By Rich Mancini
With only months away from the US National Park Service celebrating their Centennial year in 2016, I’ve been thinking a lot about America’s national parks and monuments, and what a treasure they are to we citizens of these United States. Because sometimes we might take them for granted, forgetting the often decades-long struggles that had to be waged to preserve and protect many of these natural wonders for future generations.
The stories of those struggles, of how these extraordinary places came to be preserved as a permanent part of America’s legacy, are among those that filmmakers Ken Burns and Dayton Duncan have told so compellingly in their acclaimed PBS documentary series The National Parks: America’s Best Idea. And over the past five years, Ken and Dayton have invited us to explore the parks and their stories further with the trips and special experiences they’ve helped create for Tauck’s Ken Burns American Journeys. These include the new escorted tour Bluegrass and Blue Ridges: Louisville to Nashville, which Ken says “gives Americans a sense of an early, ‘first pioneer’ spirit in places that are hugely central to our political, cultural and social life” – including the Blue Ridge Parkway and Great Smoky Mountains
“You and I own some of the most spectacular landscape on Earth… the national parks,” says Ken Burns. “There’s always a good time to go to the national parks, but now is particularly good, because we’ll soon be in the centennial year.” And Dayton Duncan adds, “The parks are these portals to memories and to experiences; with Ken Burns American Journeys, we try to give the opportunity for experiences that are not just memorable, but maybe even life-changing for people.” To help us further appreciate just how important the national parks are to us as a people – and why we should visit them and take advantage of all they have to offer – Ken and Dayton appear in two new film vignettes spotlighting the NPS Centennial and Tauck’s close relationship with the national parks.

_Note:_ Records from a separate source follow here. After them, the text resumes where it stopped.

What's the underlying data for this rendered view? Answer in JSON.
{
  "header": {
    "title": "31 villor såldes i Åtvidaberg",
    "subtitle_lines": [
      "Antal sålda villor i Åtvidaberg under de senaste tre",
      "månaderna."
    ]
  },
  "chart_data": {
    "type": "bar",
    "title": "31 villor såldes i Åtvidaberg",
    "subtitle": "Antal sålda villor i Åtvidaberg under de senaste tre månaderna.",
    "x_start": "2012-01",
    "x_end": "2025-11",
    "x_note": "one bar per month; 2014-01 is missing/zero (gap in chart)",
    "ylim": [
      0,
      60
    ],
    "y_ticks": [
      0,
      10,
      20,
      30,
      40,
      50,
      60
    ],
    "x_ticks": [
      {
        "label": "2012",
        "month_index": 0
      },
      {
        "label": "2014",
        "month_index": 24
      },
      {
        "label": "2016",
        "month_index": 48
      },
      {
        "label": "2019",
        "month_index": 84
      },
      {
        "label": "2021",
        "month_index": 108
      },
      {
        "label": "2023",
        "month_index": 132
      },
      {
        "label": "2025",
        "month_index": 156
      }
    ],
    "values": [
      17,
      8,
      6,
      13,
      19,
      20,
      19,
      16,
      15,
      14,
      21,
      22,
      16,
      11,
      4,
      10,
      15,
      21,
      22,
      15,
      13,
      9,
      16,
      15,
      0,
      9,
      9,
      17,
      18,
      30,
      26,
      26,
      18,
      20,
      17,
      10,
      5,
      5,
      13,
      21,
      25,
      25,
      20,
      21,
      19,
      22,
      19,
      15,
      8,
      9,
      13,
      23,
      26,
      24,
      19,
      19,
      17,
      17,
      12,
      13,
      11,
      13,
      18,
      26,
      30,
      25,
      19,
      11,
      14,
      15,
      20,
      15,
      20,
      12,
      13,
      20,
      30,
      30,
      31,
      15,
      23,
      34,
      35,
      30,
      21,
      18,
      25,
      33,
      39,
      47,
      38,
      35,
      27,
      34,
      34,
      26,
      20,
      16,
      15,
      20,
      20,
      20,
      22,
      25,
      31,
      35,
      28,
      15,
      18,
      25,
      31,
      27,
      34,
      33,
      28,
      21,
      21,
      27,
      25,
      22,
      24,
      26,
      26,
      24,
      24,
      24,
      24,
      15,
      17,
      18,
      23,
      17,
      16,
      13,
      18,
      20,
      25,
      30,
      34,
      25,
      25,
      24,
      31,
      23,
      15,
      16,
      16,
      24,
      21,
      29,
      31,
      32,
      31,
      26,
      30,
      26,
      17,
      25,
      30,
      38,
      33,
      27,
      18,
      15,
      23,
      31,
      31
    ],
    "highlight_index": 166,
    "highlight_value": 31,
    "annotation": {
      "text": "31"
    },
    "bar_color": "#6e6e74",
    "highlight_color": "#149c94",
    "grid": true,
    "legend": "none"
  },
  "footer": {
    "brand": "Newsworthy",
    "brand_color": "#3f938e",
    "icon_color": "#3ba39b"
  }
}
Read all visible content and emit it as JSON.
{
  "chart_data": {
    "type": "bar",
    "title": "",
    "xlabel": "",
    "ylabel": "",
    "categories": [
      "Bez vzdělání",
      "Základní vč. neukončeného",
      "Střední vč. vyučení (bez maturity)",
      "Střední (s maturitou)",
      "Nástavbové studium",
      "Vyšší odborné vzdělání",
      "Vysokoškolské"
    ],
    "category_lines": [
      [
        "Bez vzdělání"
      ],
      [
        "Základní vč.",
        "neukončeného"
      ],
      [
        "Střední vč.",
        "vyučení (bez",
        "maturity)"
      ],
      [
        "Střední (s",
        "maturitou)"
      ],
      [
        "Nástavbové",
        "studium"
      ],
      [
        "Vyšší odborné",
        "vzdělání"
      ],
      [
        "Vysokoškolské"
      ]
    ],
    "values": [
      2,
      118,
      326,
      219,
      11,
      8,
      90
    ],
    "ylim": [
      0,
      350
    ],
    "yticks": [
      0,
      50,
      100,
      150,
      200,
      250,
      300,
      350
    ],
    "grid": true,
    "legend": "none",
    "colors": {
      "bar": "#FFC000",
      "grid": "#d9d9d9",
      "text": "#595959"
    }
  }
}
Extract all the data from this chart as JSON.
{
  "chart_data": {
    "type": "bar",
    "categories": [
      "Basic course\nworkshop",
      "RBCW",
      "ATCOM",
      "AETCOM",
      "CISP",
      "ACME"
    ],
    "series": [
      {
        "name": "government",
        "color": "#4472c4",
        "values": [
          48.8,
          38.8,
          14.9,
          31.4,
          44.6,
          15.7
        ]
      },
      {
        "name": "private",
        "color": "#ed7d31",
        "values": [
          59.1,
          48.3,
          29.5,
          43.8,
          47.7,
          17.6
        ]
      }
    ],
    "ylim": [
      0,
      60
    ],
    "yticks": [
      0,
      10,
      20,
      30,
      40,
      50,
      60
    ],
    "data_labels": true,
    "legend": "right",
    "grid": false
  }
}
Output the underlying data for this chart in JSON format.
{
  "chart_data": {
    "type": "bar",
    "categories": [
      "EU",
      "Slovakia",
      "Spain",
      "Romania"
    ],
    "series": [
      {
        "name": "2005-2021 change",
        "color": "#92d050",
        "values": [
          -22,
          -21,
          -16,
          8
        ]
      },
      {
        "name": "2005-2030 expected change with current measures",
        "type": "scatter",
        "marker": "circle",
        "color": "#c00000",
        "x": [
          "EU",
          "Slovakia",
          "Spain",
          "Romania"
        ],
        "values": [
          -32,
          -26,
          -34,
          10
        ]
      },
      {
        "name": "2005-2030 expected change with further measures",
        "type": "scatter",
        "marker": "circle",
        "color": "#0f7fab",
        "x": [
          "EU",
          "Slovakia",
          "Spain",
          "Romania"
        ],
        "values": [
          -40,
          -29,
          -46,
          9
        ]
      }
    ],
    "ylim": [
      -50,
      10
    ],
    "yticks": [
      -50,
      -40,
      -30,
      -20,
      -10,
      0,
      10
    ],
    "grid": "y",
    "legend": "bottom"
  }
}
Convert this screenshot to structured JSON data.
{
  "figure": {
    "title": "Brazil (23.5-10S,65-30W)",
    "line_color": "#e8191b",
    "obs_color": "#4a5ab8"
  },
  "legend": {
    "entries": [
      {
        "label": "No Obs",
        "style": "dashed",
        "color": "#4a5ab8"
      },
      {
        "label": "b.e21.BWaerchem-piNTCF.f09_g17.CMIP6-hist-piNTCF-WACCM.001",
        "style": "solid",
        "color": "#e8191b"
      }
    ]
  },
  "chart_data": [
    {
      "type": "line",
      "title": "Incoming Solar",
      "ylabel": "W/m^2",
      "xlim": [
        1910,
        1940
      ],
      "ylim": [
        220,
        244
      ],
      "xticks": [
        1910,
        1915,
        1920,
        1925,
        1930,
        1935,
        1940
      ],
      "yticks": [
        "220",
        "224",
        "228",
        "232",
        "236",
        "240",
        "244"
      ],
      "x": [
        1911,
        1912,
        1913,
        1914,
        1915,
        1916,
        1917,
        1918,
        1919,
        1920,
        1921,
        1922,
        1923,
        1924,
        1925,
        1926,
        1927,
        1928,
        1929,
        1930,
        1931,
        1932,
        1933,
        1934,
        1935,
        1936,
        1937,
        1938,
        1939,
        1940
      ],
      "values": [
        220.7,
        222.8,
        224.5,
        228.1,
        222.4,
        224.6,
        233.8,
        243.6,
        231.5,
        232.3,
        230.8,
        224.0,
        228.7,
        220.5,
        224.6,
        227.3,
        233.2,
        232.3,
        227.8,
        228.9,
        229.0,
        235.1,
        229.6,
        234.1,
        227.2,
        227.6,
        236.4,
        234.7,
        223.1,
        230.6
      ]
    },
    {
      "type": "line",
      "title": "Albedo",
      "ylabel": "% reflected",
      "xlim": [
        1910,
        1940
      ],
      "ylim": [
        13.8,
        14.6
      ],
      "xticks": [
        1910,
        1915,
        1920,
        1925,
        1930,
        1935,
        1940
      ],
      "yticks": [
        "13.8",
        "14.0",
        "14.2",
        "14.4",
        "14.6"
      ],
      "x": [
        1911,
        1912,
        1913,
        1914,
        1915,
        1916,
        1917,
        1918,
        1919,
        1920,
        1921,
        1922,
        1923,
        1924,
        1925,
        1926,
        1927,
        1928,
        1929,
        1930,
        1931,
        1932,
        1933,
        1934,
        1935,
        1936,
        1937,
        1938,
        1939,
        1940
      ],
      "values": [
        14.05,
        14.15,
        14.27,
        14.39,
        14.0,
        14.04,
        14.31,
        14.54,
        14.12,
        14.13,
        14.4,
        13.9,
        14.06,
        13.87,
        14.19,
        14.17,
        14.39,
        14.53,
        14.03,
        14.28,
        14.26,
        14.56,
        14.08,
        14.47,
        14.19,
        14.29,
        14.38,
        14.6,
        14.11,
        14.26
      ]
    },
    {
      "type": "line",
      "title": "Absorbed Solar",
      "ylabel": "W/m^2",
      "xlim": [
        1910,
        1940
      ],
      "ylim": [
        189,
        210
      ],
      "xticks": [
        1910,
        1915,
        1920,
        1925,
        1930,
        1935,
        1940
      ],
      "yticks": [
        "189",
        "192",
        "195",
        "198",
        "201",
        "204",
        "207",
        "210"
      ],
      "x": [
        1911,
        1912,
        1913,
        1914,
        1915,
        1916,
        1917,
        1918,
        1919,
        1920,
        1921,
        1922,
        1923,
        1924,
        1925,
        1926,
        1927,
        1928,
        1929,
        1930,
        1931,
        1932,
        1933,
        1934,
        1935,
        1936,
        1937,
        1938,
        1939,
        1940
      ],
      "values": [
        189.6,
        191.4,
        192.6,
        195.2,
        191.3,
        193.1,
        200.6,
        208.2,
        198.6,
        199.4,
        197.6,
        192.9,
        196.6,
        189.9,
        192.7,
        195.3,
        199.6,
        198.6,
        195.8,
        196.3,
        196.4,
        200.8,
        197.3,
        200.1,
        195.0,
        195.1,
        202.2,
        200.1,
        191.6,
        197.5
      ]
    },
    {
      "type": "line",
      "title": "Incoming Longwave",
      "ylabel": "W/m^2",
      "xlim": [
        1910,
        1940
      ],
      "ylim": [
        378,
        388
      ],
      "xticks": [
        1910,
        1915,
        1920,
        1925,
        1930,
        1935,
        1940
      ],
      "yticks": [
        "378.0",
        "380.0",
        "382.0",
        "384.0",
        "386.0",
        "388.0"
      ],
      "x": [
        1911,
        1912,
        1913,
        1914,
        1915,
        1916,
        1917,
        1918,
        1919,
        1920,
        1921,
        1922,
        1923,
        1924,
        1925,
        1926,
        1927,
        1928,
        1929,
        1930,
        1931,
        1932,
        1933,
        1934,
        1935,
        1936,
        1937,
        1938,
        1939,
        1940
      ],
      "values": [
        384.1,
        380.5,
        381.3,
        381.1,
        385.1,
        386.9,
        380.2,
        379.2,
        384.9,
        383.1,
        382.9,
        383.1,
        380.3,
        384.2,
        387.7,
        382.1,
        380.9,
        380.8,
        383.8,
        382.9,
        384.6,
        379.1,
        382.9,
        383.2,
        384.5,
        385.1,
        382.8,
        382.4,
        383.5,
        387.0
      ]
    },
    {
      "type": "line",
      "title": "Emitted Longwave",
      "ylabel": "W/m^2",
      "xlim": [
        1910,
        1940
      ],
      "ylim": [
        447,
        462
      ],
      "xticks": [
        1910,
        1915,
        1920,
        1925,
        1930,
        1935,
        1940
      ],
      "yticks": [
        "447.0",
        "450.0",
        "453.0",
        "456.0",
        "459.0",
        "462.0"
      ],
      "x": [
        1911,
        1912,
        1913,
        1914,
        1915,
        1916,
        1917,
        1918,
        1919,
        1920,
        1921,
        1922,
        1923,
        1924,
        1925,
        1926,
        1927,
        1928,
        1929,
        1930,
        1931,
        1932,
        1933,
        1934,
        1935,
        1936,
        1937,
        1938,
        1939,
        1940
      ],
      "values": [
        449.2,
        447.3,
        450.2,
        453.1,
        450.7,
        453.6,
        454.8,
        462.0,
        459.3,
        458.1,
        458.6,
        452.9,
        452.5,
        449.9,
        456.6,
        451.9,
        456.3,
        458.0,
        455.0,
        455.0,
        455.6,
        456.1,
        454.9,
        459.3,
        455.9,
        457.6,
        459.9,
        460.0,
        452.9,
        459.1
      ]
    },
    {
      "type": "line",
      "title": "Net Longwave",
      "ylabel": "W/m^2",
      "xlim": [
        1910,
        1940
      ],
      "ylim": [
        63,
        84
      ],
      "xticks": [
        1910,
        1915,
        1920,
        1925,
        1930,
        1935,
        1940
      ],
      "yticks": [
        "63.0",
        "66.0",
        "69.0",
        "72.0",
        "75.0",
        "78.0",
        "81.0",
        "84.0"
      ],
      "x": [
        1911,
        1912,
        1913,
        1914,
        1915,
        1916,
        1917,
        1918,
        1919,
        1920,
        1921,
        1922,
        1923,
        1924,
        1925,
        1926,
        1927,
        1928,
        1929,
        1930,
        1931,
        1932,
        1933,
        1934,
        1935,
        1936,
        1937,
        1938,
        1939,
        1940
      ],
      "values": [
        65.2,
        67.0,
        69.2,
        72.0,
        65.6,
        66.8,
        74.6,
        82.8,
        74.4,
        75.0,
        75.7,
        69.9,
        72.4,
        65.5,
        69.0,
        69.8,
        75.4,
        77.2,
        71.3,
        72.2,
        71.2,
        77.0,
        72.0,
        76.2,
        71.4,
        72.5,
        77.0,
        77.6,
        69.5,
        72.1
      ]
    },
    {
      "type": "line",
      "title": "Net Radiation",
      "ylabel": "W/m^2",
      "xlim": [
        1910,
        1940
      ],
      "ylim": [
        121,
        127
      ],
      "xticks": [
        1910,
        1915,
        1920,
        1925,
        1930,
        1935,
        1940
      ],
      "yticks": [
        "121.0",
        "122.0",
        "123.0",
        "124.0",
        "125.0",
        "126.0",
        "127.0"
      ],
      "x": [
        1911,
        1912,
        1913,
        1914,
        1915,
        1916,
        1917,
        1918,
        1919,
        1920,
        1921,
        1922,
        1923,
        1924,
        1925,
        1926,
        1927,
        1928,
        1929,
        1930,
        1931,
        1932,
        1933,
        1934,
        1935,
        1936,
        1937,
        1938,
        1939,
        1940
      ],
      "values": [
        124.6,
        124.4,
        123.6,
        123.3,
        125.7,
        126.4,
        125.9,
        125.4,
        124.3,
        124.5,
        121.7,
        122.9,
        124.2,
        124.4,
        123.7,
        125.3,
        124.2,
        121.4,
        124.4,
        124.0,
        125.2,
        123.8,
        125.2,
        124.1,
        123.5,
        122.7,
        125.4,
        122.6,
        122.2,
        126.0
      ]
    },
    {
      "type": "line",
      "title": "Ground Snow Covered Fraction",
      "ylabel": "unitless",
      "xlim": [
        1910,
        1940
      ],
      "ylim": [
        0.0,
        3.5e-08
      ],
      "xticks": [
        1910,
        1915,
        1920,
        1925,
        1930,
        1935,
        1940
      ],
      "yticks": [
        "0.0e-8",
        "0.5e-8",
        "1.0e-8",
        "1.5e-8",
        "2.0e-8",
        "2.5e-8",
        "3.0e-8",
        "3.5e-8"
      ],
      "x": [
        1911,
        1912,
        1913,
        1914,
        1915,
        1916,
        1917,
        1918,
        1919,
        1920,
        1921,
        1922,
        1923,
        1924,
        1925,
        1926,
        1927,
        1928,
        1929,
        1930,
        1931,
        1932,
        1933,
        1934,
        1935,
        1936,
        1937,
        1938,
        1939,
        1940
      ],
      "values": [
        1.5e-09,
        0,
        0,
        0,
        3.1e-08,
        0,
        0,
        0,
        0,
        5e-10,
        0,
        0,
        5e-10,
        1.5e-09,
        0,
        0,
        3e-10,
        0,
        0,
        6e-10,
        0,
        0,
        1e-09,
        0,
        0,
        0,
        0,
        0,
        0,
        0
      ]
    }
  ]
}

And that brings me to a point that Ken and Dayton have always expressed throughout their own long personal relationships with the national parks – that who you discover these treasures with, whether family or friends, makes the experience that much more special, and truly creates lifelong memories. A few years ago, while on Tauck’s Yellowstone and Grand Teton National Parks
with my family, my son David and I were riding on the motorcoach, watching a Stories by Ken Burns film vignette in which Dayton was making that very same point, recalling the first time he visited Yellowstone with his own son, and he started tearing up. Well, call it schmaltzy or sentimental or whatever, but when I saw that, then turned to Dave sitting there next to me as we headed toward Yellowstone – together – I just couldn’t help getting a little
choked up myself.
So after having visited a number of America’s national parks, monuments and historic sites with my family over the years, I can attest that the best way to truly appreciate these treasures is simply to get out there and enjoy them. There’s just no better way to begin to understand the value of the national park system than by going out and watching the sun set over the Grand Canyon (or rise over the hoodoos of Bryce Canyon)… gazing up at George Washington’s 60-foot-long face on Mount Rushmore… gliding past the towering peaks of the Tetons aboard a raft on the Snake River… feeling the power of Yellowstone’s Old Faithful Geyser as it erupts like clockwork every 90 minutes… hiking through a lava tube at a Hawaiian volcano (and while at a luau later that evening, seeing my daughter Jessica’s unforgettable expression at her first taste of poi)… or experiencing the eerily peaceful fields of Gettysburg or Antietam at twilight, some 150 years after the cannons fell silent. Whether you experience the wonders of the parks during 2016’s Centennial or in the future, anytime is a good time to go. So just go!